Una identità forte e decisa dovrebbe essere la prima arma che l’Europa dovrebbe opporre a qualsiasi tipo di fanatismo o integralismo, indigeno o “d’esportazione”. Ricordare semplicemente che la nostra civiltà è figlia del mondo classico e del cristianesimo:  è incompatibile, tanto per fare un esempio, con la poligamia e il considerare la donna come un essere inferiore. Se è vero che anche in Europa la donna è stata per molto tempo in condizioni di inferiorità, nondimeno essa ha sempre ha sempre avuto una sua dignità e un suo ruolo: e ci sono stati casi di sovrane come Maria Teresa d’Austria che oltre ad essere grandi figure sono diventate per certi aspetti il simbolo di un’epoca. La nostra civiltà non può e non deve rinunciare a questi e ad altri paletti fondamentali e sarebbe anche ora, per quanto riguarda il proliferare di moschee in Europa, di chiedere anche un minimo di reciprocità per i cristiani nei paesi islamici. Le organizzazioni musulmane, se lo desiderano, hanno sicuramente l’autorevolezza di farsi sentire anche nei loro paesi d’origine. E non sarebbe male se per una volta qualche governo “occidentale” non si limitasse a pensare al petrolio.

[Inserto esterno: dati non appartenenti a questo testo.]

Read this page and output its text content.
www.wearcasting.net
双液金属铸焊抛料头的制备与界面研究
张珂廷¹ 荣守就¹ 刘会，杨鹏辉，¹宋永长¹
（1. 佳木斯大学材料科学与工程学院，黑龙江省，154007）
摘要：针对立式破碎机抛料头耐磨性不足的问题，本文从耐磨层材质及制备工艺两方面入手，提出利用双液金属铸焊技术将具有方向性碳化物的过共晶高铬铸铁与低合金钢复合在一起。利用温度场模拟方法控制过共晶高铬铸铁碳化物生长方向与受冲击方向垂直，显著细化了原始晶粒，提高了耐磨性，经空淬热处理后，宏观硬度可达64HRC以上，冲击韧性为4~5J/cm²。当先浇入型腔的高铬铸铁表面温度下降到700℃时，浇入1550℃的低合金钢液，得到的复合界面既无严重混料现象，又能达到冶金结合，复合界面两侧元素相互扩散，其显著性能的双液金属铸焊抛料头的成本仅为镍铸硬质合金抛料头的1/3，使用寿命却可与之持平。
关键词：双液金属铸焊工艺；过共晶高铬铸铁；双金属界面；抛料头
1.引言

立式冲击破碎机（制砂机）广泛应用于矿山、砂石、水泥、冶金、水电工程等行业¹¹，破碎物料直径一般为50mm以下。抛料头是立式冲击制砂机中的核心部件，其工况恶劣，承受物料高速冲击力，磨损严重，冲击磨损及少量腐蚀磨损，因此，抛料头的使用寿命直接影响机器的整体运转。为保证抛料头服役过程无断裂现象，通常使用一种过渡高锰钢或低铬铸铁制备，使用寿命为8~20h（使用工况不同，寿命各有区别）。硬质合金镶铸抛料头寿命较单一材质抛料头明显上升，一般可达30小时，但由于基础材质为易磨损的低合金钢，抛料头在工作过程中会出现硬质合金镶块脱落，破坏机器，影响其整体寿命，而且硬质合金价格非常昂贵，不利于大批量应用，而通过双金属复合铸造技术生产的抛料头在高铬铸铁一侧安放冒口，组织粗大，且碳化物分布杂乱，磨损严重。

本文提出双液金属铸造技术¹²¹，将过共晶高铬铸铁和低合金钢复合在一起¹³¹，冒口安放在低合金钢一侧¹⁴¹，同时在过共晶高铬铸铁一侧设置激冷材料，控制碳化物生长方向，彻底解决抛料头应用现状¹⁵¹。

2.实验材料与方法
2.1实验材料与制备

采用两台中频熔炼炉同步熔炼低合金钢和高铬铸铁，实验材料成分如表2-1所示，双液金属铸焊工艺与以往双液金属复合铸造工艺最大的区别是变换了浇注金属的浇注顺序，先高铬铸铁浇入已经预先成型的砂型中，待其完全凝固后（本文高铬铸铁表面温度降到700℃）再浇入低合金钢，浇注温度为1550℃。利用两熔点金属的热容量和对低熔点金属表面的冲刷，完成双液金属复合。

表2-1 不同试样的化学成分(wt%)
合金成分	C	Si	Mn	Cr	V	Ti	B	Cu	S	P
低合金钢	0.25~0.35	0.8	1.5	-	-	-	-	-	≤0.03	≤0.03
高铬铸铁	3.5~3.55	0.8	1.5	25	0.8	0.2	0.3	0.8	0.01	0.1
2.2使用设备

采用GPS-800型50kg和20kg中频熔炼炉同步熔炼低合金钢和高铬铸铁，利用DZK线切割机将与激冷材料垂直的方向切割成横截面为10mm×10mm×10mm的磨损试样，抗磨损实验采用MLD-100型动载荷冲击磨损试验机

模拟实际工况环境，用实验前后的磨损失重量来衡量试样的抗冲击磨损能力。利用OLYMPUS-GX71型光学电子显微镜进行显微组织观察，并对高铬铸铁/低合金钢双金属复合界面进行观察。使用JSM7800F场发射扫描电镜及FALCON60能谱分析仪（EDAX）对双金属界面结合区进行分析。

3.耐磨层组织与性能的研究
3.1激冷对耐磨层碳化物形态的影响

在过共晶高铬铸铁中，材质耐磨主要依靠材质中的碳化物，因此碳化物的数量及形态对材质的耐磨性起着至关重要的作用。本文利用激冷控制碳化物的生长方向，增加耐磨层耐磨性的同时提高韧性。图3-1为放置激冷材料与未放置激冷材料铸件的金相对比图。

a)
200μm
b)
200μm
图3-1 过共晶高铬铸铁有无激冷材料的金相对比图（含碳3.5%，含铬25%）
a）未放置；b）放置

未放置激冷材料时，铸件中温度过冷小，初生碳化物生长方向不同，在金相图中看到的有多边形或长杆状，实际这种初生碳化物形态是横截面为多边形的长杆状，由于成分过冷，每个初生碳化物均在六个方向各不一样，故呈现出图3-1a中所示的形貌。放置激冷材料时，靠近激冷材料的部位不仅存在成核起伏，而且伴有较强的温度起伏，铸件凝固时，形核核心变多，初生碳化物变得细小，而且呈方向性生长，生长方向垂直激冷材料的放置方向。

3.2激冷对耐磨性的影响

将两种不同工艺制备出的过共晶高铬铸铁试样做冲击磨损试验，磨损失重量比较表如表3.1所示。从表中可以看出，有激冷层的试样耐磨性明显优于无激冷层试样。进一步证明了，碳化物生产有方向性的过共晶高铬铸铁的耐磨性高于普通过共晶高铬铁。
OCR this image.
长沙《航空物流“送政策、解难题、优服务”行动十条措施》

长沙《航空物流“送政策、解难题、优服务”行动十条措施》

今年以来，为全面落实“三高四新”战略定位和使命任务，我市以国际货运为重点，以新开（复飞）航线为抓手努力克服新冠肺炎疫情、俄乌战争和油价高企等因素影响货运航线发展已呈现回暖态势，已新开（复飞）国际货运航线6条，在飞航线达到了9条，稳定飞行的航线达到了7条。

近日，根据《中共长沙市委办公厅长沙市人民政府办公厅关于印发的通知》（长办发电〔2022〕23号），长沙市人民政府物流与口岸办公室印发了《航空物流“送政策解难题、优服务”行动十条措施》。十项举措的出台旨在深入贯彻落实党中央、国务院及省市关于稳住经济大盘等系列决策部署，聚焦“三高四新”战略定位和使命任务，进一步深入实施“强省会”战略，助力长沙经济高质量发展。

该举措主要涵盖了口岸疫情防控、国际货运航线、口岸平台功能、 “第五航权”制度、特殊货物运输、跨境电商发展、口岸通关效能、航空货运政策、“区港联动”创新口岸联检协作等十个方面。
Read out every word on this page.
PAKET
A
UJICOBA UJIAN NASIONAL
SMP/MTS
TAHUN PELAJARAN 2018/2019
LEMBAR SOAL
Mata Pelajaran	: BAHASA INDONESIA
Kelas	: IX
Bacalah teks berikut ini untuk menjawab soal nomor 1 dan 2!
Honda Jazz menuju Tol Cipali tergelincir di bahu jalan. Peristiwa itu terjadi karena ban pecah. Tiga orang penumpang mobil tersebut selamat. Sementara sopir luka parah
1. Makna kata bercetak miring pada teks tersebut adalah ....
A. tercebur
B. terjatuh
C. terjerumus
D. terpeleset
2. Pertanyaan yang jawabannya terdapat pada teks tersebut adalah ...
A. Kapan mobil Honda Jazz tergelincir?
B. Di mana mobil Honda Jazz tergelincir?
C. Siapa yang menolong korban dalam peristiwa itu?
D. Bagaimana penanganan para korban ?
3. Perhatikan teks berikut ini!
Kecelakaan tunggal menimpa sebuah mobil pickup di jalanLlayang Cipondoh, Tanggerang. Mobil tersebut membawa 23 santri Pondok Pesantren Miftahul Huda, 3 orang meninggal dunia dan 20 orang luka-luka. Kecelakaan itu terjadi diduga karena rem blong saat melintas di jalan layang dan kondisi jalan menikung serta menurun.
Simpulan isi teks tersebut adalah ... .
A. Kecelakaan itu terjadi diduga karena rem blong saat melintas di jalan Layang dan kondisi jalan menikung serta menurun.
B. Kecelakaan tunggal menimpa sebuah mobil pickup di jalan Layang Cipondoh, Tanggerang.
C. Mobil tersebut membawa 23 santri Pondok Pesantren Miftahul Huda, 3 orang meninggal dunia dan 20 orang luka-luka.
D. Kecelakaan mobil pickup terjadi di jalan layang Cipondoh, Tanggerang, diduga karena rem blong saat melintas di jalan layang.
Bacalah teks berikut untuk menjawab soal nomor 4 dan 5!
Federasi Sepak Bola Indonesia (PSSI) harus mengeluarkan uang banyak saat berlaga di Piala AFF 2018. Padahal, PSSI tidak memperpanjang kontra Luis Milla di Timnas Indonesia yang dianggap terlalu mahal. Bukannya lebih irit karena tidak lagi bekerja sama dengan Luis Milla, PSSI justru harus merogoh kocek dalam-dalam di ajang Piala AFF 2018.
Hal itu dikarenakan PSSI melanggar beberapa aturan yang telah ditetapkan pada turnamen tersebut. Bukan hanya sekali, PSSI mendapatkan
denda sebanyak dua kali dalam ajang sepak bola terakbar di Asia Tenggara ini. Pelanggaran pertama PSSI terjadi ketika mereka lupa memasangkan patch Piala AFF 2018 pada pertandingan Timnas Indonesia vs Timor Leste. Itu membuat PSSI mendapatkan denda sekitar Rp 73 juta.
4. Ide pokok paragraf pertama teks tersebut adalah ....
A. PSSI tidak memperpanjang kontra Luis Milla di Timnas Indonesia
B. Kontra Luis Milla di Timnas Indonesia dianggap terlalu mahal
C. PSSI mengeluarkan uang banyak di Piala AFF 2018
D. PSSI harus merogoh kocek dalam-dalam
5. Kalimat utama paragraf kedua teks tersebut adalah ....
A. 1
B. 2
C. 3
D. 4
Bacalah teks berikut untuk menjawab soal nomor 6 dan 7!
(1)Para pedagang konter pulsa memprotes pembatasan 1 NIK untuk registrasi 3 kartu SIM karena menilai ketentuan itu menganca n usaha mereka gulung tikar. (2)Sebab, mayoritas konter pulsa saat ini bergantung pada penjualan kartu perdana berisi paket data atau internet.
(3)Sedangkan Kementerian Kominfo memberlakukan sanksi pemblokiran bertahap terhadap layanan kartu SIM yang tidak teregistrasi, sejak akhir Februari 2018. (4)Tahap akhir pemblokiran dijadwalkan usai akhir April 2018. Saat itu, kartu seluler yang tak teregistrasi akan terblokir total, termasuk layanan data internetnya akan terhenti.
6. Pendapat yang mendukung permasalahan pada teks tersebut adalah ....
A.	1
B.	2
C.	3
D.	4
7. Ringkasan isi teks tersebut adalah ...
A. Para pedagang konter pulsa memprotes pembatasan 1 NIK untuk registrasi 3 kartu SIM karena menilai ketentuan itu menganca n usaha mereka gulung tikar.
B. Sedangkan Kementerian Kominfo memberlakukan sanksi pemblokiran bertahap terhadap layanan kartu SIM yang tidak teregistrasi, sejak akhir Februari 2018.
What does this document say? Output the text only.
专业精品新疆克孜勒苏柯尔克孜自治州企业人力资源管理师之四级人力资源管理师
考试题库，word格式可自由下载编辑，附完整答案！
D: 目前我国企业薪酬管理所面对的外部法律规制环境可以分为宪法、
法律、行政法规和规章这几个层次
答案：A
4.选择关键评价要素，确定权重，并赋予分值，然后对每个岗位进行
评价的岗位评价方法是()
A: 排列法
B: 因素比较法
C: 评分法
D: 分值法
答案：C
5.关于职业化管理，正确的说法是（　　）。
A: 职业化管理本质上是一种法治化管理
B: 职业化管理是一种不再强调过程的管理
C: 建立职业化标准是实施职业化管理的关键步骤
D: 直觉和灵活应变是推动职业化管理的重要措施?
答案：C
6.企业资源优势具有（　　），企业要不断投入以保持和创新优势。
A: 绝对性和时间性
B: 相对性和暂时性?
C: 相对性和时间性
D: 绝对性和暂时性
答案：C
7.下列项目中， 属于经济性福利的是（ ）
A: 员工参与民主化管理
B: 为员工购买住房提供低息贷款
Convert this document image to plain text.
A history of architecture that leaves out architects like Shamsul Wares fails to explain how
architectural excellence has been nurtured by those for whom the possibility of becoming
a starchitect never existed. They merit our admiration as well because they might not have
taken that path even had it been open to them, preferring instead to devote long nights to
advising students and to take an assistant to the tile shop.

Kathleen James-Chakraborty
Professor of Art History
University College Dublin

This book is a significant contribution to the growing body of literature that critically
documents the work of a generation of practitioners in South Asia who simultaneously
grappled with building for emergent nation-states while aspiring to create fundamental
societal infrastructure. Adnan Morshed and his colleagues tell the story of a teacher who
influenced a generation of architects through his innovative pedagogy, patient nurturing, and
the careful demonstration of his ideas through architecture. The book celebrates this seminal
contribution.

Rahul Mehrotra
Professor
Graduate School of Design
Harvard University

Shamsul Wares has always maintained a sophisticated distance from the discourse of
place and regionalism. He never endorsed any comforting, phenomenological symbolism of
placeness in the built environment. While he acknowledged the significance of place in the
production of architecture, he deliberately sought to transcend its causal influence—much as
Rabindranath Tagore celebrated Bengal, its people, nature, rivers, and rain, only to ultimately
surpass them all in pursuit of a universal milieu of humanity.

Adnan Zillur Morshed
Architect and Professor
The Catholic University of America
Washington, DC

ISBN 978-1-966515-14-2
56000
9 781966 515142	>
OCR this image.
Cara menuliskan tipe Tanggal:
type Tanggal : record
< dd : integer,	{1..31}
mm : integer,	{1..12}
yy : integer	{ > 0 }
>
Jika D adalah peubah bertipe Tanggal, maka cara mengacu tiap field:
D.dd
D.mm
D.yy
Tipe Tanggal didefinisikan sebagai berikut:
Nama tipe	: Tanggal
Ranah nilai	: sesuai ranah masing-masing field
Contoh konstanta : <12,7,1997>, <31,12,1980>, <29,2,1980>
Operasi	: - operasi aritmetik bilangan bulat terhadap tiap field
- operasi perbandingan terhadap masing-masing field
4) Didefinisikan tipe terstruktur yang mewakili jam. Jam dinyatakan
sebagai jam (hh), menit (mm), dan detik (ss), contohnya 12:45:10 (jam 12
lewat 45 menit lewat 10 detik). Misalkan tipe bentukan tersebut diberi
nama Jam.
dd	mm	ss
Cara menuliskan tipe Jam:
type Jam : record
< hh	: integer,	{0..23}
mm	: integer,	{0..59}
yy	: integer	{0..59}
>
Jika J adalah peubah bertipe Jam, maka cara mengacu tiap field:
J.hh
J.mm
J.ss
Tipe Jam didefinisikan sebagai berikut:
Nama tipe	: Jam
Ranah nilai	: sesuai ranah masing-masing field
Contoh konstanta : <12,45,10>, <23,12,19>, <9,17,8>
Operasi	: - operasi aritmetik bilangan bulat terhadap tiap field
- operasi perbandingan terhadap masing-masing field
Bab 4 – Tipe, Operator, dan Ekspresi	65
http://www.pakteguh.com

Non è questo insomma il tempo di concessioni a senso unico.  Chi vive nel nostro paese o in un qualsiasi stato rispettandone leggi , costumi e tradizioni, pur conservando legittimamente i propri almeno sinché non contrastano con la legislazione del paese ospitante (e a maggior ragione se ne ha assunto la nazionalità) ha diritto ovviamente al massimo rispetto e la nostra civiltà deve vedersi anche in questo, nell’evitare discriminazioni di qualsiasi tipo su base etnica e religiosa.  Questo però non deve far abbassare  una guardia che da troppo tempo è stata del tutto calata.   Solo guardandoci dagli eccessi di reazione (peraltro al momento inesistente) e soprattutto da una malintesa “tolleranza” che finisce, complici le autorità politiche e spesso quelle ecclesiastiche, per trasformarsi in resa senza condizioni  potremo evitare il peggio: che i fuochi che già stanno bruciando da troppe parti si trasformino in un unico, devastante incendio. Un incendio che non avrebbe neppure la dignità del wagneriano  Götterdämmerung e nemmeno di un crepuscolo da l'Empire à la fin de la décadence;   al massimo, sarebbe uno squallido rogo da discarica.